Peter–Weyl decomposition for compact Lie groups with isomorphic Lie algebras Let $G$ and $H$ be two compact Lie groups with isomorphic Lie algebras $\frak{h} \simeq \frak{g}$, but which are non-isomorphic as topological spaces. From the isomorphism assumption it (should) follows that we have a bijection between the irreducible representations of $G$ and $H$. From this it should also follow that the Peter–Weyl decomposition of the space matrix coefficient functions of both groups are isomorphic as $\frak{g}$-modules. Now the completion of the space of matrix coefficients of both groups to their spaces of continuous functions cannot be isomorphic since $G$ and $H$ are not isomorphic as topological spaces. So where does this failure of isomorphism come from? Does it come from the algebra structure of the space of matrix coefficients? Or might it come from the completion being different, i.e. the $\|\cdot\|_{\infty}$ norm is different in both cases.
Edit: Following the comments below, the example I am thinking about is $U_2$ and $SU_2 \times U_1$. Does $SU_2 \times U_1$ have more irreducible representations than $U_2$?
 A: It's just not true that having isomorphic Lie algebras implies a bijection between the irreducibles (presumably you mean a bijection compatible with the isomorphism between the Lie algebras). For example when $G = SU(2), H = SO(3)$ only half of the irreducibles of $SU(2)$ come from irreducibles of $SO(3)$.
Continuing, the natural double cover $SU(2) \to SO(3)$ identifies the algebra $C(SO(3))$ of continuous functions on $SO(3)$ with a subalgebra of $C(SU(2))$ (exactly the subalgebra of "even functions" with respect to $-1 \in SU(2)$) and in the Peter-Weyl decomposition this subalgebra corresponds to the irreducibles of $SU(2)$ which descend to irreducibles of $SO(3)$ ("integer spin"), while there's a whole other subspace of odd functions corresponding to the irreducibles which don't ("half-integer spin").

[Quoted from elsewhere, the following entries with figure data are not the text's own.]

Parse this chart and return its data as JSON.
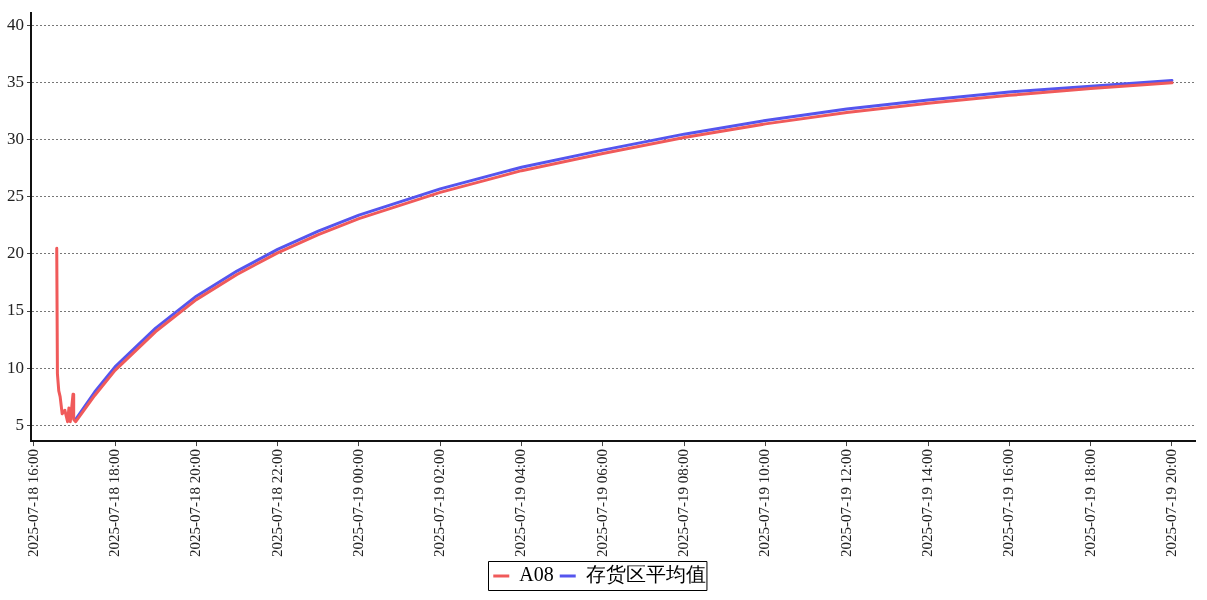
{
  "chart_data": {
    "type": "line",
    "xlim": [
      "2025-07-18T15:56",
      "2025-07-19T20:34"
    ],
    "xticks": [
      {
        "value": "2025-07-18T16:00",
        "label": "2025-07-18 16:00"
      },
      {
        "value": "2025-07-18T18:00",
        "label": "2025-07-18 18:00"
      },
      {
        "value": "2025-07-18T20:00",
        "label": "2025-07-18 20:00"
      },
      {
        "value": "2025-07-18T22:00",
        "label": "2025-07-18 22:00"
      },
      {
        "value": "2025-07-19T00:00",
        "label": "2025-07-19 00:00"
      },
      {
        "value": "2025-07-19T02:00",
        "label": "2025-07-19 02:00"
      },
      {
        "value": "2025-07-19T04:00",
        "label": "2025-07-19 04:00"
      },
      {
        "value": "2025-07-19T06:00",
        "label": "2025-07-19 06:00"
      },
      {
        "value": "2025-07-19T08:00",
        "label": "2025-07-19 08:00"
      },
      {
        "value": "2025-07-19T10:00",
        "label": "2025-07-19 10:00"
      },
      {
        "value": "2025-07-19T12:00",
        "label": "2025-07-19 12:00"
      },
      {
        "value": "2025-07-19T14:00",
        "label": "2025-07-19 14:00"
      },
      {
        "value": "2025-07-19T16:00",
        "label": "2025-07-19 16:00"
      },
      {
        "value": "2025-07-19T18:00",
        "label": "2025-07-19 18:00"
      },
      {
        "value": "2025-07-19T20:00",
        "label": "2025-07-19 20:00"
      }
    ],
    "ylim": [
      3.6,
      41.1
    ],
    "yticks": [
      5,
      10,
      15,
      20,
      25,
      30,
      35,
      40
    ],
    "grid": "y",
    "legend": "bottom",
    "marker": "none",
    "line_style": "solid",
    "series": [
      {
        "name": "A08",
        "color": "#f05a5a",
        "x": [
          "2025-07-18T16:34",
          "2025-07-18T16:35",
          "2025-07-18T16:37",
          "2025-07-18T16:39",
          "2025-07-18T16:42",
          "2025-07-18T16:46",
          "2025-07-18T16:50",
          "2025-07-18T16:52",
          "2025-07-18T16:54",
          "2025-07-18T16:58",
          "2025-07-18T16:59",
          "2025-07-18T17:02",
          "2025-07-18T17:30",
          "2025-07-18T18:00",
          "2025-07-18T19:00",
          "2025-07-18T20:00",
          "2025-07-18T21:00",
          "2025-07-18T22:00",
          "2025-07-18T23:00",
          "2025-07-19T00:00",
          "2025-07-19T02:00",
          "2025-07-19T04:00",
          "2025-07-19T06:00",
          "2025-07-19T08:00",
          "2025-07-19T10:00",
          "2025-07-19T12:00",
          "2025-07-19T14:00",
          "2025-07-19T16:00",
          "2025-07-19T18:00",
          "2025-07-19T20:00"
        ],
        "values": [
          20.5,
          9.5,
          8.0,
          7.5,
          6.0,
          6.3,
          5.3,
          6.5,
          5.3,
          7.7,
          5.5,
          5.3,
          7.6,
          9.8,
          13.2,
          16.0,
          18.2,
          20.1,
          21.7,
          23.1,
          25.4,
          27.3,
          28.8,
          30.2,
          31.4,
          32.4,
          33.2,
          33.9,
          34.5,
          35.0
        ]
      },
      {
        "name": "存货区平均值",
        "color": "#5555ee",
        "x": [
          "2025-07-18T17:02",
          "2025-07-18T17:30",
          "2025-07-18T18:00",
          "2025-07-18T19:00",
          "2025-07-18T20:00",
          "2025-07-18T21:00",
          "2025-07-18T22:00",
          "2025-07-18T23:00",
          "2025-07-19T00:00",
          "2025-07-19T02:00",
          "2025-07-19T04:00",
          "2025-07-19T06:00",
          "2025-07-19T08:00",
          "2025-07-19T10:00",
          "2025-07-19T12:00",
          "2025-07-19T14:00",
          "2025-07-19T16:00",
          "2025-07-19T18:00",
          "2025-07-19T20:00"
        ],
        "values": [
          5.5,
          7.9,
          10.1,
          13.5,
          16.3,
          18.5,
          20.4,
          22.0,
          23.4,
          25.7,
          27.6,
          29.1,
          30.5,
          31.7,
          32.7,
          33.5,
          34.2,
          34.7,
          35.2
        ]
      }
    ]
  }
}
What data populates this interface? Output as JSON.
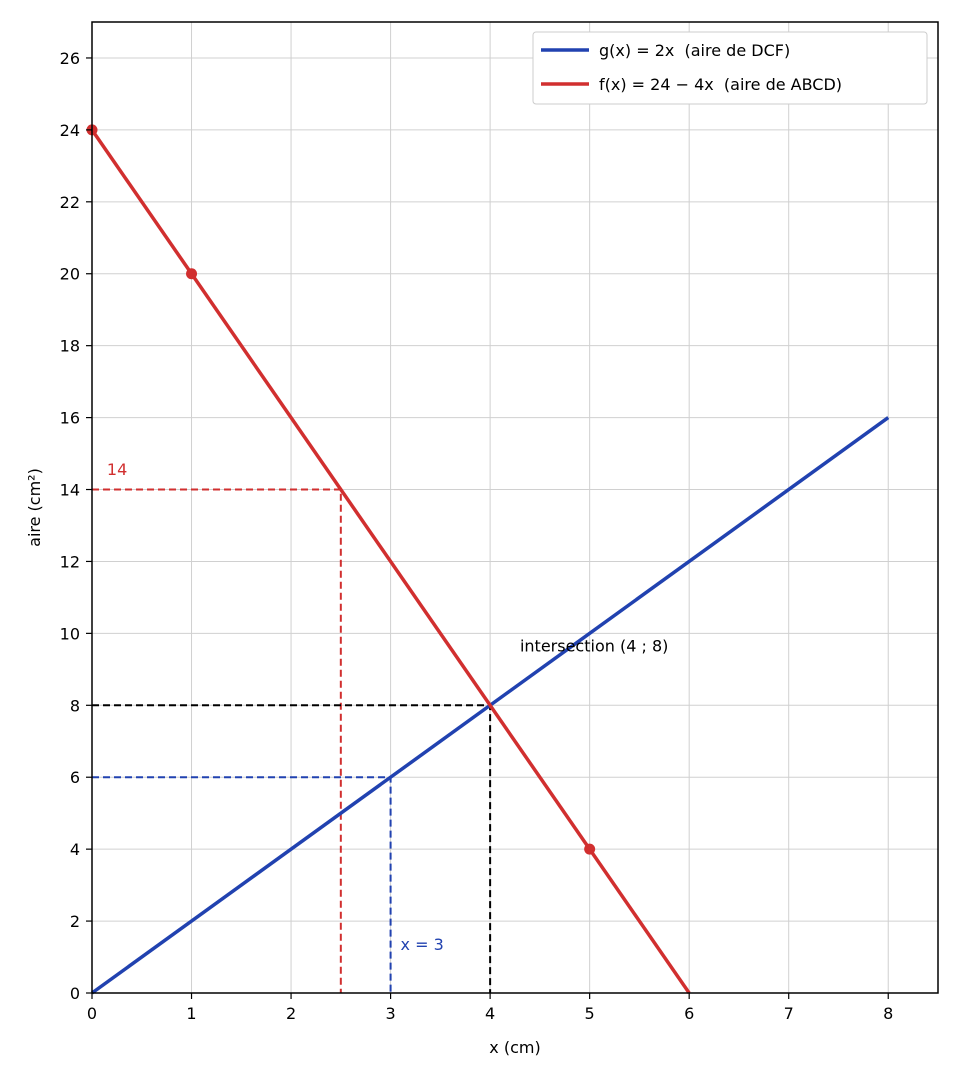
{
  "chart_data": {
    "type": "line",
    "xlabel": "x (cm)",
    "ylabel": "aire (cm²)",
    "xlim": [
      0,
      8.5
    ],
    "ylim": [
      0,
      27
    ],
    "xticks": [
      0,
      1,
      2,
      3,
      4,
      5,
      6,
      7,
      8
    ],
    "yticks": [
      0,
      2,
      4,
      6,
      8,
      10,
      12,
      14,
      16,
      18,
      20,
      22,
      24,
      26
    ],
    "grid": true,
    "legend_position": "top-right",
    "series": [
      {
        "name": "g(x) = 2x  (aire de DCF)",
        "color": "#2142b0",
        "x": [
          0,
          8
        ],
        "y": [
          0,
          16
        ]
      },
      {
        "name": "f(x) = 24 − 4x  (aire de ABCD)",
        "color": "#d12f2f",
        "x": [
          0,
          6
        ],
        "y": [
          24,
          0
        ],
        "markers": [
          [
            0,
            24
          ],
          [
            1,
            20
          ],
          [
            5,
            4
          ]
        ]
      }
    ],
    "guides": [
      {
        "color": "#d12f2f",
        "points": [
          [
            0,
            14
          ],
          [
            2.5,
            14
          ],
          [
            2.5,
            0
          ]
        ]
      },
      {
        "color": "#2142b0",
        "points": [
          [
            0,
            6
          ],
          [
            3,
            6
          ],
          [
            3,
            0
          ]
        ]
      },
      {
        "color": "#000000",
        "points": [
          [
            0,
            8
          ],
          [
            4,
            8
          ],
          [
            4,
            0
          ]
        ]
      }
    ],
    "annotations": [
      {
        "text": "14",
        "x": 0.15,
        "y": 14.4,
        "color": "#d12f2f"
      },
      {
        "text": "x = 3",
        "x": 3.1,
        "y": 1.2,
        "color": "#2142b0"
      },
      {
        "text": "intersection (4 ; 8)",
        "x": 4.3,
        "y": 9.5,
        "color": "#000000"
      }
    ]
  }
}
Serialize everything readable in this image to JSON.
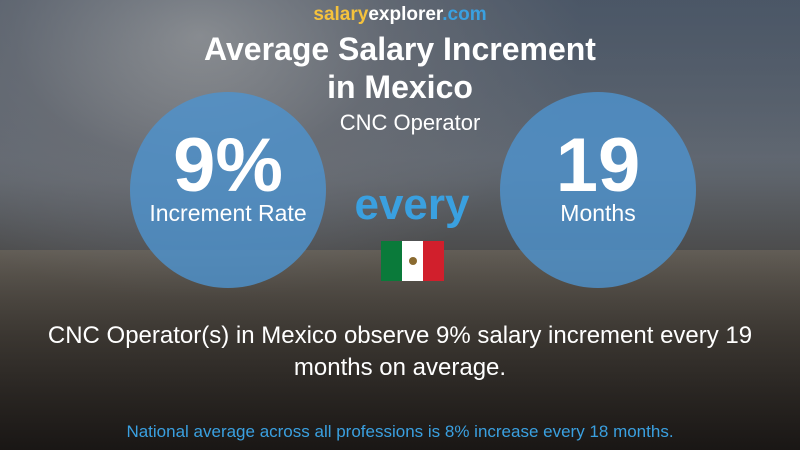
{
  "brand": [
    "salary",
    "explorer",
    ".com"
  ],
  "title": [
    "Average Salary Increment",
    "in Mexico"
  ],
  "subtitle": "CNC Operator",
  "left_circle": {
    "value": "9%",
    "label": "Increment Rate"
  },
  "connector": "every",
  "right_circle": {
    "value": "19",
    "label": "Months"
  },
  "description": "CNC Operator(s) in Mexico observe 9% salary increment every 19 months on average.",
  "footnote": "National average across all professions is 8% increase every 18 months."
}
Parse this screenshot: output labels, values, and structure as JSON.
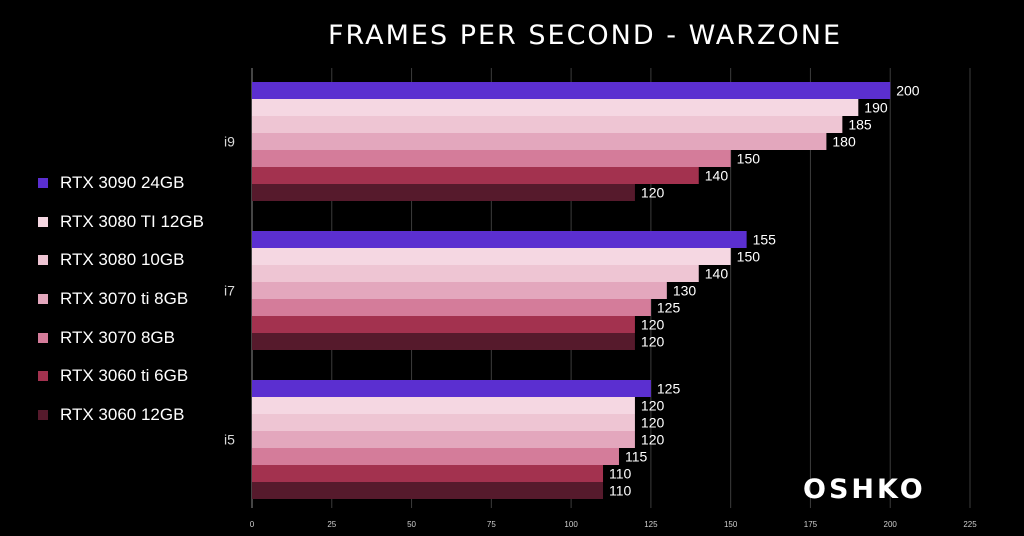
{
  "chart_data": {
    "type": "bar",
    "orientation": "horizontal",
    "title": "FRAMES PER SECOND - WARZONE",
    "categories": [
      "i9",
      "i7",
      "i5"
    ],
    "series": [
      {
        "name": "RTX 3090 24GB",
        "color": "#5b2fd0",
        "values": [
          200,
          155,
          125
        ]
      },
      {
        "name": "RTX 3080 TI 12GB",
        "color": "#f5d7e2",
        "values": [
          190,
          150,
          120
        ]
      },
      {
        "name": "RTX 3080 10GB",
        "color": "#eec5d3",
        "values": [
          185,
          140,
          120
        ]
      },
      {
        "name": "RTX 3070 ti 8GB",
        "color": "#e3a7bd",
        "values": [
          180,
          130,
          120
        ]
      },
      {
        "name": "RTX 3070 8GB",
        "color": "#d47c9a",
        "values": [
          150,
          125,
          115
        ]
      },
      {
        "name": "RTX 3060 ti 6GB",
        "color": "#a3324f",
        "values": [
          140,
          120,
          110
        ]
      },
      {
        "name": "RTX 3060 12GB",
        "color": "#561a2c",
        "values": [
          120,
          120,
          110
        ]
      }
    ],
    "xlim": [
      0,
      225
    ],
    "xticks": [
      "0",
      "25",
      "50",
      "75",
      "100",
      "125",
      "150",
      "175",
      "200",
      "225"
    ],
    "grid": true,
    "legend_position": "left"
  },
  "branding": {
    "logo_text": "OSHKO"
  }
}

Generally, if $G$ and $H$ are compact connected Lie groups related by a covering map $p : G \to H$ then they fit into a short exact sequence
$$1 \to Z \to G \to H \to 1$$
where $Z = \text{ker}(p)$ is a finite central subgroup of $G$, which when $G$ is simply connected can be identified with $\pi_1(H)$. When $G = SU(2), H = SO(3)$ we have $Z = \{ \pm 1 \}$. The pullback $p^{\ast} : \text{Rep}(H) \to \text{Rep}(G)$ then identifies the representations of $H$ with the representations of $G$ on which $Z$ acts trivially; meanwhile there must be other representations of $G$ on which $Z$ doesn't act trivially (by Peter-Weyl). This pullback is compatible with the pullback $p^{\ast} : C(H) \to C(G)$ on continuous functions, which identifies $C(H)$ with the subalgebra of $C(G)$ on which $Z$ acts trivially (the generalized "even subalgebra").